To anyone working in financial technology, the vast array of cyber risks in Europe are obvious – hackivists, rogue employees, data leaks; IT security is big business. To insurance firms in Europe, it’s a new opportunity.
Cyber risk insurance is already well-established in the US, but firms in Europe have been slow to embrace it. However, this is likely to speed up following the EU Data Directive, which could exact a fine of 2% of worldwide revenue on a company if it fails to adequately protect data, or notify the authorities of serious breaches.
Job opportunities are emerging within insurance firms. Late last month, Marsh hired Stephen Wares to lead its EMEA Cyber Risk Practices group. He tells us that it’s now the right time to be working in the sector.
“The rapid growth in premiums (now estimated to be $1bn) in the US and greater value placed on cyber risk in Europe make this an excellent market to be part of,” he says. “Relatively new insurance products mean that there is still plenty of room to innovate and lead.”

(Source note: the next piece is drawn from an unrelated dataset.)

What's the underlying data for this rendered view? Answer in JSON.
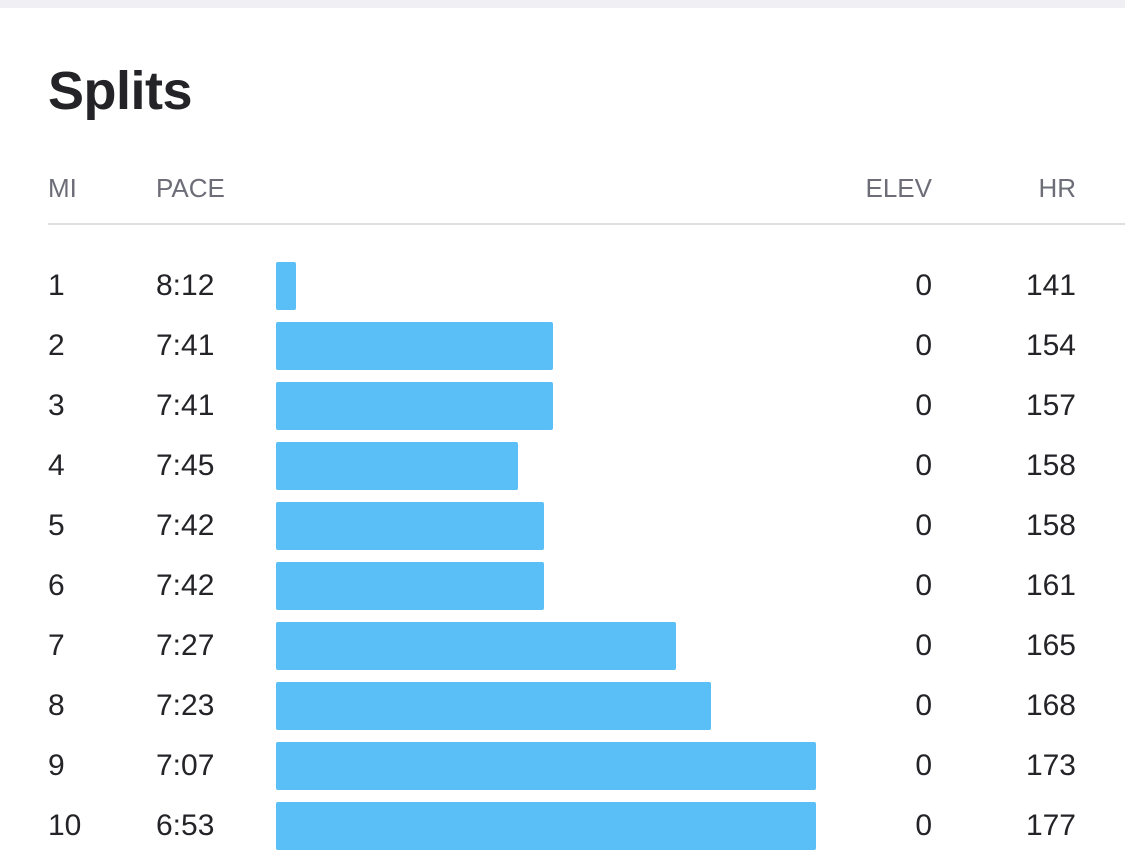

More companies are looking to take advantage of technology-related revenue streams, but with this opportunity comes increased risk and vulnerabilities to cyber attacks, says Michael Thyssen, European product manager, Chubb speciality insurance team.
“Data breaches of sensitive data and information can cause significant financial and reputational costs to data owning and controlling companies,” he says. “Insurance is one of the ways of mitigating this exposure.”
If you’re working as a broker or underwriter currently, it pays to focus on a niche area, as we’ve mentioned previously. With more firms looking to add an extra revenue streams, cyber risk is becoming an increasing area of focus.
“Cyber risk is a sector where an increasing number of insurance brokers are moving into,” says Andy Edwards, head of insurance at recruiters High Finance Group. “As it’s a new and niche area, there’s not a huge supply of talent available.”
As well as the insurance industry itself, there’s also the opportunity for firms to offer risk advisory services, says Wares. The result is that people working in this area come from a range of backgrounds, from “within the insurance industry, risk consulting and technology audit”, he says.